Era una ragazza giovane con gli occhi buoni. Si è fermata vicino a me nel corridoio, mi ha messo una mano sulla spalla.

— No, tesoro, piango per altro…

Così abbiamo cominciato a parlare. Mi sono aperta come in confessione. Perché non avevo più nessuno con cui sfogarmi. Si chiamava Lucia. Abitava a due isolati da me. Dopo quel giorno, ha iniziato a venirmi a trovare spesso, portava la spesa, mi aiutava in casa.

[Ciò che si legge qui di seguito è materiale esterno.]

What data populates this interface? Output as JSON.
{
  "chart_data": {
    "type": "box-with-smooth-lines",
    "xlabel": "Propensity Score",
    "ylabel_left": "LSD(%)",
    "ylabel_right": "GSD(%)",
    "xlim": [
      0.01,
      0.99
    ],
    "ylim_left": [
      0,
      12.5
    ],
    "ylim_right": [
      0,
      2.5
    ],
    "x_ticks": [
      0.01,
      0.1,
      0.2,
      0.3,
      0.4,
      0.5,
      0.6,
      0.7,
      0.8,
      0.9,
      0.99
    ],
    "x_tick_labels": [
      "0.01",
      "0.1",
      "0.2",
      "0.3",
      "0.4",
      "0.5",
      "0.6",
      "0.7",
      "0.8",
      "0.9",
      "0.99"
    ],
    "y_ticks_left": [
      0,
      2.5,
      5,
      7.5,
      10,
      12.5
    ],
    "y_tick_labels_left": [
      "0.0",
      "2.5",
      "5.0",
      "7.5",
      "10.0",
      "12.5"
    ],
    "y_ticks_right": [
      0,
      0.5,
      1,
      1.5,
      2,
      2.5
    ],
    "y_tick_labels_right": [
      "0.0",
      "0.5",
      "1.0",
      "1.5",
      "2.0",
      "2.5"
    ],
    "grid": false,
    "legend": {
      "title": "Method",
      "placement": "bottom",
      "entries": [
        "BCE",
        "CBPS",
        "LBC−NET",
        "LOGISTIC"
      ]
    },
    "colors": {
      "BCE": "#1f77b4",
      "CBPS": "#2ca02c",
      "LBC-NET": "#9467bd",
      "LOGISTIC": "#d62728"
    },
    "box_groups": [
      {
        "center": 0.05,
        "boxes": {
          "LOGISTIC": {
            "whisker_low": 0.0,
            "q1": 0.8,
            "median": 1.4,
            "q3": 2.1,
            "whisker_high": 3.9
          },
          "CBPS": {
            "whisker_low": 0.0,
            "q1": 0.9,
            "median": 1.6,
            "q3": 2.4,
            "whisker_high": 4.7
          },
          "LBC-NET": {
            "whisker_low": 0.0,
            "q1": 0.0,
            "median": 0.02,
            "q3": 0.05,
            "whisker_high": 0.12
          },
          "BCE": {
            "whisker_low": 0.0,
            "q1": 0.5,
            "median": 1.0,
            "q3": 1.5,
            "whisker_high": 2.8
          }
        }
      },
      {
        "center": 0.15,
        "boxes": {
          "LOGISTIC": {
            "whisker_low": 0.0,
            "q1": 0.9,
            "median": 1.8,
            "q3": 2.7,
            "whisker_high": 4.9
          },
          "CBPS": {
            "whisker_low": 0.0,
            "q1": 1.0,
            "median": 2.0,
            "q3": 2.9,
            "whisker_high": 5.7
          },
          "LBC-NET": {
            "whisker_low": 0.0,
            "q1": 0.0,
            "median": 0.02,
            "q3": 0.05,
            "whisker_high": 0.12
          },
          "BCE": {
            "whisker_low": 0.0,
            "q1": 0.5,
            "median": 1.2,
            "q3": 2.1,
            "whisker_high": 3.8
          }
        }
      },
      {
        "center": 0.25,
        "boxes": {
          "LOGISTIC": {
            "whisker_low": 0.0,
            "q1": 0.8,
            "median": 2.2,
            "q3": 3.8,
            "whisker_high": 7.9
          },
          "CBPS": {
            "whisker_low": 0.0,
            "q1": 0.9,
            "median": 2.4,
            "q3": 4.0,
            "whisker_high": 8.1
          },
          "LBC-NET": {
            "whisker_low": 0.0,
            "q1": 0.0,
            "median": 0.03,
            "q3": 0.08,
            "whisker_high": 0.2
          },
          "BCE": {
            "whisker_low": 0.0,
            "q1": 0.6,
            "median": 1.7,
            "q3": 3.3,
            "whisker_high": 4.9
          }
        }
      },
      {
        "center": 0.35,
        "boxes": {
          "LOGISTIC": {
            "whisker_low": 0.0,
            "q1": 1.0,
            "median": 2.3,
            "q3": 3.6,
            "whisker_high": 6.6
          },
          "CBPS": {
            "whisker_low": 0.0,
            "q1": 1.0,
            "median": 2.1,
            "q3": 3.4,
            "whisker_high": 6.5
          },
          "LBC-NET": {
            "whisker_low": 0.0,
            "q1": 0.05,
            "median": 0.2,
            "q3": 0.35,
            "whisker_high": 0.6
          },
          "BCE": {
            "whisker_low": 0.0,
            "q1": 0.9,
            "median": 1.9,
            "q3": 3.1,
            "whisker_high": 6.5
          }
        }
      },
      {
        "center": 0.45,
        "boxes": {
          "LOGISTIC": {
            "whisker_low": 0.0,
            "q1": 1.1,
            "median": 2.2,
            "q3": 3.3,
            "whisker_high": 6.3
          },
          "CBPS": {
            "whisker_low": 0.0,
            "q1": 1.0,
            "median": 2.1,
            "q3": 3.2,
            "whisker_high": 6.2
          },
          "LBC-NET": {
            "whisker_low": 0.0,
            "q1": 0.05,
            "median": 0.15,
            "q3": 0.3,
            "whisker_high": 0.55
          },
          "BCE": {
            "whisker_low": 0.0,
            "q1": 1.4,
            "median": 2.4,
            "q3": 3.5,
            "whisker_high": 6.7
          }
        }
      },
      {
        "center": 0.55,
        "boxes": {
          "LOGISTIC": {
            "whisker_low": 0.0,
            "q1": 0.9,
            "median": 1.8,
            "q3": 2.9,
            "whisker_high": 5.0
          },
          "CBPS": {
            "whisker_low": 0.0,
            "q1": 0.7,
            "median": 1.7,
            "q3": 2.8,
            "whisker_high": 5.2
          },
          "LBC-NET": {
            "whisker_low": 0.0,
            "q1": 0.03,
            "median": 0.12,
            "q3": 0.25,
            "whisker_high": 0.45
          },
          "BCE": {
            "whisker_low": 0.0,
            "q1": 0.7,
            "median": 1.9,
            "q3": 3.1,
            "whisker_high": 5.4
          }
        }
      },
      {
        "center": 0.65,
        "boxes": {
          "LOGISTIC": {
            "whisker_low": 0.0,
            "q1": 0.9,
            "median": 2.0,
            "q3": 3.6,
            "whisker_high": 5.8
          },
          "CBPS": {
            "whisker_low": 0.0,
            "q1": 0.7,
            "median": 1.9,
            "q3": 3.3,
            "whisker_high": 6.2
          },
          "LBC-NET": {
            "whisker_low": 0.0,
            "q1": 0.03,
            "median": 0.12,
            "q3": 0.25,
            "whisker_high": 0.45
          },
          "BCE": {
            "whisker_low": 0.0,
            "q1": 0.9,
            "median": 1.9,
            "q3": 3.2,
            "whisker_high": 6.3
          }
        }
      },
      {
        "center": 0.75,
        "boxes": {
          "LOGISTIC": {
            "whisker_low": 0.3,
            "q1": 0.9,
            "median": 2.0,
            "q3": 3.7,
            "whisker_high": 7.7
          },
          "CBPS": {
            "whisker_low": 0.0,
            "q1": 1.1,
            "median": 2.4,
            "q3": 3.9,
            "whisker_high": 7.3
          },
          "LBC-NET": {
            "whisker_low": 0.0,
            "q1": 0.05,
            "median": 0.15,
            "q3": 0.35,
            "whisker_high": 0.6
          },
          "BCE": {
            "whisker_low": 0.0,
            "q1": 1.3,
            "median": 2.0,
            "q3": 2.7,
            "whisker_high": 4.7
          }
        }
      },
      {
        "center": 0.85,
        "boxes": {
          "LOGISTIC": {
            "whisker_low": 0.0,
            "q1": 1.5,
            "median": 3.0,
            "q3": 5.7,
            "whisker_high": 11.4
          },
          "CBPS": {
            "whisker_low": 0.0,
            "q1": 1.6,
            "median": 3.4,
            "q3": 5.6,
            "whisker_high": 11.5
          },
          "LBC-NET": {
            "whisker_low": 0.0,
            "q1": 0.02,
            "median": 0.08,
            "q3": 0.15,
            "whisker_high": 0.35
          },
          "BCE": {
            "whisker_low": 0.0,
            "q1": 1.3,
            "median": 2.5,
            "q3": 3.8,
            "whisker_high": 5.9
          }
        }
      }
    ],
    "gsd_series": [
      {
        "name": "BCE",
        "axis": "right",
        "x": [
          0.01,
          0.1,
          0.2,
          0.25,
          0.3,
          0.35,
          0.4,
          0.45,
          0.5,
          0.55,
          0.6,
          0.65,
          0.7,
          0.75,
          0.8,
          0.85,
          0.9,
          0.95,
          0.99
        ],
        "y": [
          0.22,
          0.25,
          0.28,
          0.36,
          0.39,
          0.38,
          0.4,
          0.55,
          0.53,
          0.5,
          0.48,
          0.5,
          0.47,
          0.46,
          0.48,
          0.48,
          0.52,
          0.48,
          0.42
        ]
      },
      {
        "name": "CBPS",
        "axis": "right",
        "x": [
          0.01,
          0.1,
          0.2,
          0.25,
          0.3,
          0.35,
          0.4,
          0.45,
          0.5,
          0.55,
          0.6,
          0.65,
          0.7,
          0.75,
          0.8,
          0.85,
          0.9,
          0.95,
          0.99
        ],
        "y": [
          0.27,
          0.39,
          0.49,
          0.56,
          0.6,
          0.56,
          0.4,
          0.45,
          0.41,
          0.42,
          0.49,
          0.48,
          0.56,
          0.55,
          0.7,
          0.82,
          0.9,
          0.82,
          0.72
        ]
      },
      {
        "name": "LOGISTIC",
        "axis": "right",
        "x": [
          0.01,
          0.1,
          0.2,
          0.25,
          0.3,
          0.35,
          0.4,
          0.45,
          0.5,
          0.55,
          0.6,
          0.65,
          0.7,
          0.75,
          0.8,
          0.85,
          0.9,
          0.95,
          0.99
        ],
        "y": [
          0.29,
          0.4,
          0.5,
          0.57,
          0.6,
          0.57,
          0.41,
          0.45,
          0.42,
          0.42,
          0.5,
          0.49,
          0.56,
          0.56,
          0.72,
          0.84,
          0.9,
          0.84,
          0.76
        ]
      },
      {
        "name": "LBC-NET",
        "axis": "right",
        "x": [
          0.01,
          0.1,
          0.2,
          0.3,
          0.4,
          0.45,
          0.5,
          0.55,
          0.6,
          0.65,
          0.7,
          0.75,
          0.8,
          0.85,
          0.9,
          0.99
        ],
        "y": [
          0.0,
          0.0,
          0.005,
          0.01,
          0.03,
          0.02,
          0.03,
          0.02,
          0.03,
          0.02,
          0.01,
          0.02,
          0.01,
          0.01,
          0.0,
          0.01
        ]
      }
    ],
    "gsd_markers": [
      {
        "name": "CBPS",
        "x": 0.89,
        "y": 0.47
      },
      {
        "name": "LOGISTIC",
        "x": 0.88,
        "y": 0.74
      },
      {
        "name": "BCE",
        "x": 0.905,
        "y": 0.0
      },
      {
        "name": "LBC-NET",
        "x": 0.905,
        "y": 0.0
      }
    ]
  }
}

E il giorno del mio compleanno è venuta solo lei. Solo Lucia.

— Non potevo non farle gli auguri. Mi ricorda tanto mia madre… Mi sento al sicuro quando sono con lei — mi ha detto abbracciandomi.

E allora ho capito: era più vicina a me di mia figlia. Andavamo a passeggiare, facevamo gite fuori porta, passavamo le feste insieme. Si prendeva cura di me come fossi sua madre.

Ho riflettuto a lungo, ma alla fine ho deciso: le ho lasciato la mia casa. All’inizio non voleva neanche accettare. Ma ho insistito. Era il mio modo per ringraziarla del calore che mi aveva dato. Sapevo che non era il tipo da fare il bene per interesse.

Col tempo mi ha portata a vivere con lei — era troppo difficile stare sola. Abbiamo venduto il mio appartamento. Così Carlotta non avrebbe potuto fare casini con Lucia, avviare battaglie legali.

E sapete una cosa? Mia figlia si è ricordata di me solo un anno dopo. È arrivata con accuse e minacce. Urlava che ero una traditrice, che mi augurava la morte. Voleva la casa, e io l’avevo delusa. Allora il marito di Lucia si è messo sulla porta e, con tono calmo ma fermo, ha detto:

— Vada via. E non torni più qui. Non è la benvenuta.

Ecco… degli estranei si sono rivelati più famiglia di mia figlia. Fa male, fa vergogna, fa paura vedere quanto l’umanità possa svanire. Ma se potessi scegliere di nuovo, sceglierei ancora Lucia. Perché lei è la mia famiglia. Quella vera. La lezione? A volte il sangue non è abbastanza. L’amore vero lo riconosci quando qualcuno si ferma ad asciugarti le lacrime senza chiedere nulla in cambio.